Fort Hunt Youth Lacrosse Celebrates 25th Year

Fort Hunt Youth Lacrosse Celebrates 25th Year

League flourishes as popularity of sport continues to grow.

Formerly the commissioner of the league, Craig Shirley coaches Fort Hunt Lacrosse in the mid 1990s.

Formerly the commissioner of the league, Craig Shirley coaches Fort Hunt Lacrosse in the mid 1990s.

For the last 25 years, youth in Fort Hunt have had the opportunity to play competitive lacrosse, and many have gone on to play in college and coach later in life due in large part to their success in Fort Hunt Youth Lacrosse.

What used to be a little-known and played sport is expanding and becoming increasingly popular across the U.S. Fort Hunt Youth Lacrosse offers opportunities for girls and boys as young as 5 years old to play.

While sports like baseball and football may still be the most popular options for boys, former commissioner and coach for the league Craig Shirley believes that lacrosse is valuable in different ways.

“They like the constant action and the team play and camaraderie and everything that young kids like about athleticism and competition,” Shirley said. “You’re not sitting on a bench and no knock on baseball because I love baseball, but I think it’s inevitable the growth of lacrosse even in places where you never thought it would be.”

Shirley is an Alexandria-based New York Times best-selling author who lives in Mount Vernon. His four children all played for Fort Hunt Youth lacrosse and his son Mitchell is currently a midfielder for the Mount Vernon High School team.

Alexandria resident Morgan Ames founded the league after realizing that there weren’t opportunities in the area for young people to play lacrosse. He came from a diverse multi-sport background including football and offshore racing.

Ames and his family moved to the D.C. area in late summer 1987 and his son began his Fort Hunt sporting career with basketball that winter.

“The next spring I looked around expecting to see youth lacrosse programs and there were none, so keeping involved in sports I signed (my son) up for baseball,” Ames said. “He had never played baseball.
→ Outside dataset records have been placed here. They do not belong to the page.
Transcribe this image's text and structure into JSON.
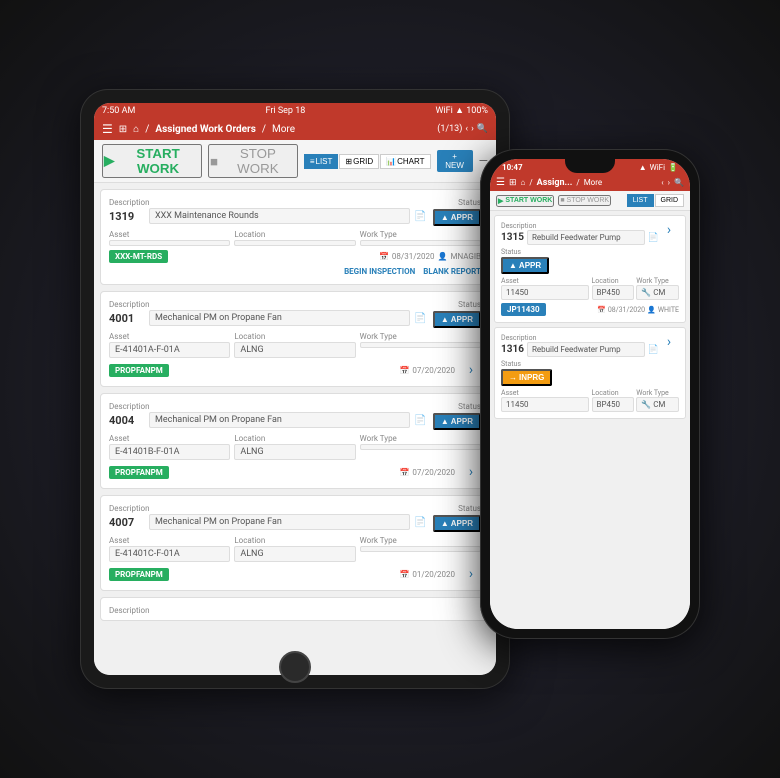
{
  "tablet": {
    "status_bar": {
      "time": "7:50 AM",
      "date": "Fri Sep 18",
      "wifi": "WiFi",
      "battery": "100%"
    },
    "toolbar": {
      "title": "Assigned Work Orders",
      "more": "More",
      "page_count": "(1/13)"
    },
    "action_bar": {
      "start_work": "START WORK",
      "stop_work": "STOP WORK",
      "view_list": "LIST",
      "view_grid": "GRID",
      "view_chart": "CHART",
      "new": "+ NEW"
    },
    "cards": [
      {
        "id": "1319",
        "desc_label": "Description",
        "description": "XXX Maintenance Rounds",
        "status_label": "Status",
        "status": "APPR",
        "asset_label": "Asset",
        "asset": "",
        "location_label": "Location",
        "location": "",
        "worktype_label": "Work Type",
        "worktype": "",
        "tag": "XXX-MT-RDS",
        "tag_color": "green",
        "date": "08/31/2020",
        "user": "MNAGIB",
        "actions": [
          "BEGIN INSPECTION",
          "BLANK REPORT"
        ]
      },
      {
        "id": "4001",
        "desc_label": "Description",
        "description": "Mechanical PM on Propane Fan",
        "status_label": "Status",
        "status": "APPR",
        "asset_label": "Asset",
        "asset": "E-41401A-F-01A",
        "location_label": "Location",
        "location": "ALNG",
        "worktype_label": "Work Type",
        "worktype": "",
        "tag": "PROPFANPM",
        "tag_color": "green",
        "date": "07/20/2020",
        "user": ""
      },
      {
        "id": "4004",
        "desc_label": "Description",
        "description": "Mechanical PM on Propane Fan",
        "status_label": "Status",
        "status": "APPR",
        "asset_label": "Asset",
        "asset": "E-41401B-F-01A",
        "location_label": "Location",
        "location": "ALNG",
        "worktype_label": "Work Type",
        "worktype": "",
        "tag": "PROPFANPM",
        "tag_color": "green",
        "date": "07/20/2020",
        "user": ""
      },
      {
        "id": "4007",
        "desc_label": "Description",
        "description": "Mechanical PM on Propane Fan",
        "status_label": "Status",
        "status": "APPR",
        "asset_label": "Asset",
        "asset": "E-41401C-F-01A",
        "location_label": "Location",
        "location": "ALNG",
        "worktype_label": "Work Type",
        "worktype": "",
        "tag": "PROPFANPM",
        "tag_color": "green",
        "date": "01/20/2020",
        "user": ""
      }
    ]
  },
  "phone": {
    "status_bar": {
      "time": "10:47",
      "signal": "●●●●",
      "wifi": "WiFi",
      "battery": "●"
    },
    "toolbar": {
      "title": "Assign...",
      "more": "More"
    },
    "action_bar": {
      "start_work": "START WORK",
      "stop_work": "STOP WORK",
      "view_list": "LIST",
      "view_grid": "GRID"
    },
    "cards": [
      {
        "id": "1315",
        "desc_label": "Description",
        "description": "Rebuild Feedwater Pump",
        "status_label": "Status",
        "status": "APPR",
        "status_type": "appr",
        "asset_label": "Asset",
        "asset": "11450",
        "location_label": "Location",
        "location": "BP450",
        "worktype_label": "Work Type",
        "worktype": "CM",
        "tag": "JP11430",
        "tag_color": "blue",
        "date": "08/31/2020",
        "user": "WHITE"
      },
      {
        "id": "1316",
        "desc_label": "Description",
        "description": "Rebuild Feedwater Pump",
        "status_label": "Status",
        "status": "INPRG",
        "status_type": "inprg",
        "asset_label": "Asset",
        "asset": "11450",
        "location_label": "Location",
        "location": "BP450",
        "worktype_label": "Work Type",
        "worktype": "CM"
      }
    ]
  },
  "icons": {
    "home": "⌂",
    "menu": "☰",
    "grid": "⊞",
    "search": "🔍",
    "chevron_left": "‹",
    "chevron_right": "›",
    "plus": "+",
    "triangle": "▲",
    "arrow_right": "→",
    "bar_chart": "📊",
    "list": "≡",
    "wrench": "🔧",
    "person": "👤",
    "calendar": "📅",
    "doc": "📄"
  }
}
He had good hand eye coordination but he had no baseball skills.”

Rather than wait around for a lacrosse league to be started, Ames took the matter into his own hands and he, along with co-founder of the league Chuck Beattie, began what was first called Mount Vernon Youth Lacrosse.

Initially, the two had approached Font Hunt Youth Athletics in hopes of having a team under the Fort Hunt umbrella but were rejected because of worries that the lacrosse program would steal baseball players.
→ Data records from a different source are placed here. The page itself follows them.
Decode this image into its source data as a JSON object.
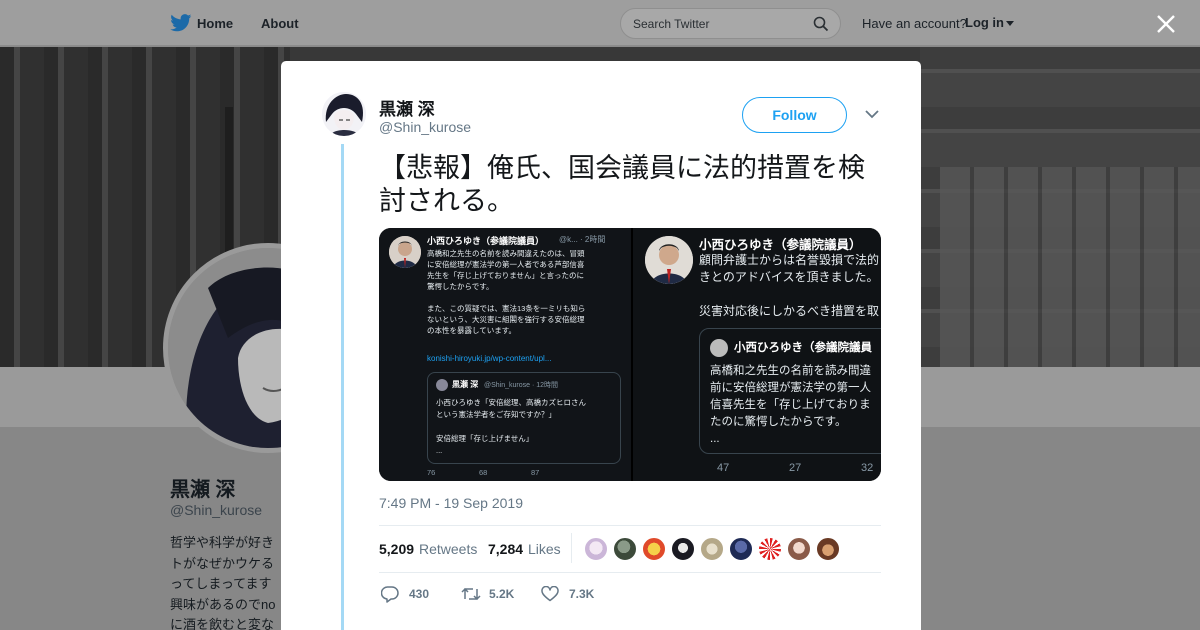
{
  "nav": {
    "home_label": "Home",
    "about_label": "About",
    "search_placeholder": "Search Twitter",
    "have_account": "Have an account?",
    "login_label": "Log in"
  },
  "profile": {
    "name": "黒瀬 深",
    "handle": "@Shin_kurose",
    "bio": "哲学や科学が好き\nトがなぜかウケる\nってしまってます\n興味があるのでno\nに酒を飲むと変な"
  },
  "tweet": {
    "author_name": "黒瀬 深",
    "author_handle": "@Shin_kurose",
    "follow_label": "Follow",
    "text": "【悲報】俺氏、国会議員に法的措置を検討される。",
    "timestamp": "7:49 PM - 19 Sep 2019",
    "retweets_count": "5,209",
    "retweets_label": "Retweets",
    "likes_count": "7,284",
    "likes_label": "Likes",
    "actions": {
      "reply": "430",
      "retweet": "5.2K",
      "like": "7.3K"
    }
  },
  "media_left": {
    "name": "小西ひろゆき（参議院議員）",
    "meta": "@k... · 2時間",
    "body": "高橋和之先生の名前を読み間違えたのは、冒頭\nに安倍総理が憲法学の第一人者である芦部信喜\n先生を「存じ上げておりません」と言ったのに\n驚愕したからです。\n\nまた、この質疑では、憲法13条を一ミリも知ら\nないという、大災害に組閣を強行する安倍総理\nの本性を暴露しています。",
    "link": "konishi-hiroyuki.jp/wp-content/upl...",
    "quote_name": "黒瀬 深",
    "quote_handle": "@Shin_kurose · 12時間",
    "quote_body": "小西ひろゆき「安倍総理、高橋カズヒロさん\nという憲法学者をご存知ですか？」\n\n安倍総理「存じ上げません」\n...",
    "reply_count": "76",
    "retweet_count": "68",
    "like_count": "87"
  },
  "media_right": {
    "name": "小西ひろゆき（参議院議員）",
    "body": "顧問弁護士からは名誉毀損で法的\nきとのアドバイスを頂きました。",
    "body2": "災害対応後にしかるべき措置を取",
    "quote_name": "小西ひろゆき（参議院議員",
    "quote_body": "高橋和之先生の名前を読み間違\n前に安倍総理が憲法学の第一人\n信喜先生を「存じ上げておりま\nたのに驚愕したからです。\n...",
    "reply_count": "47",
    "retweet_count": "27",
    "like_count": "32"
  },
  "colors": {
    "twitter_blue": "#1da1f2",
    "thread_line": "#a4d9f5",
    "muted_text": "#657786"
  },
  "icons": [
    "twitter-bird-icon",
    "search-icon",
    "close-icon",
    "chevron-down-icon",
    "reply-icon",
    "retweet-icon",
    "heart-icon"
  ]
}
A couple years later, they tried again with the help of Shirley serving as the new commissioner.

“We had two strong seasons to reflect on and we hadn’t stolen a single baseball player so we became Fort Hunt Youth Lacrosse,” Ames said.
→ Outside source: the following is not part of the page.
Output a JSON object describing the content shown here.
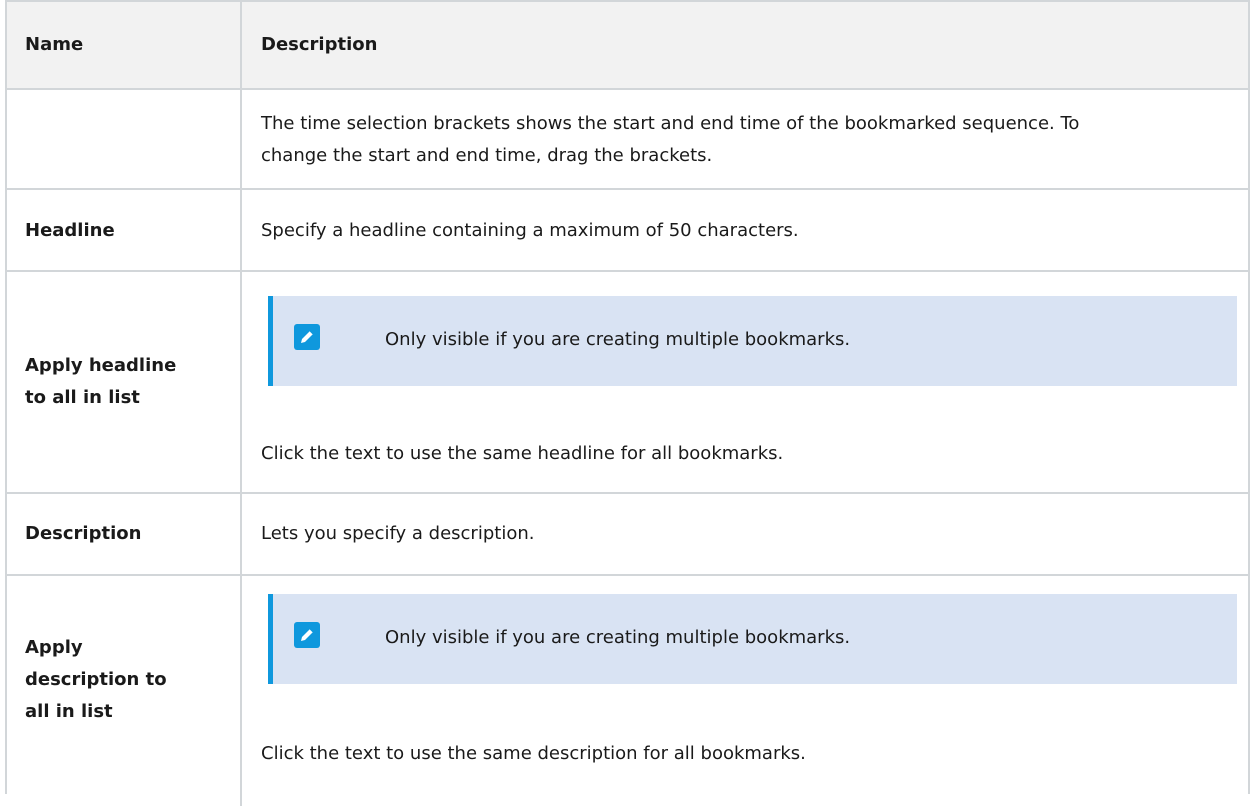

Twenty-five years later the league has around 500 players on the boys teams alone, along with a flourishing girls program.

“I think they’re doing a great job with the program from what I can see and I would like to see more of the boys that come out of Fort Hunt go into coaching,” Shirley said.

Ames is proud of what he can look back on as a program that he initiated and helped to grow.

“I’ve always kind of considered myself the Johnny Appleseed of lacrosse,” Ames said.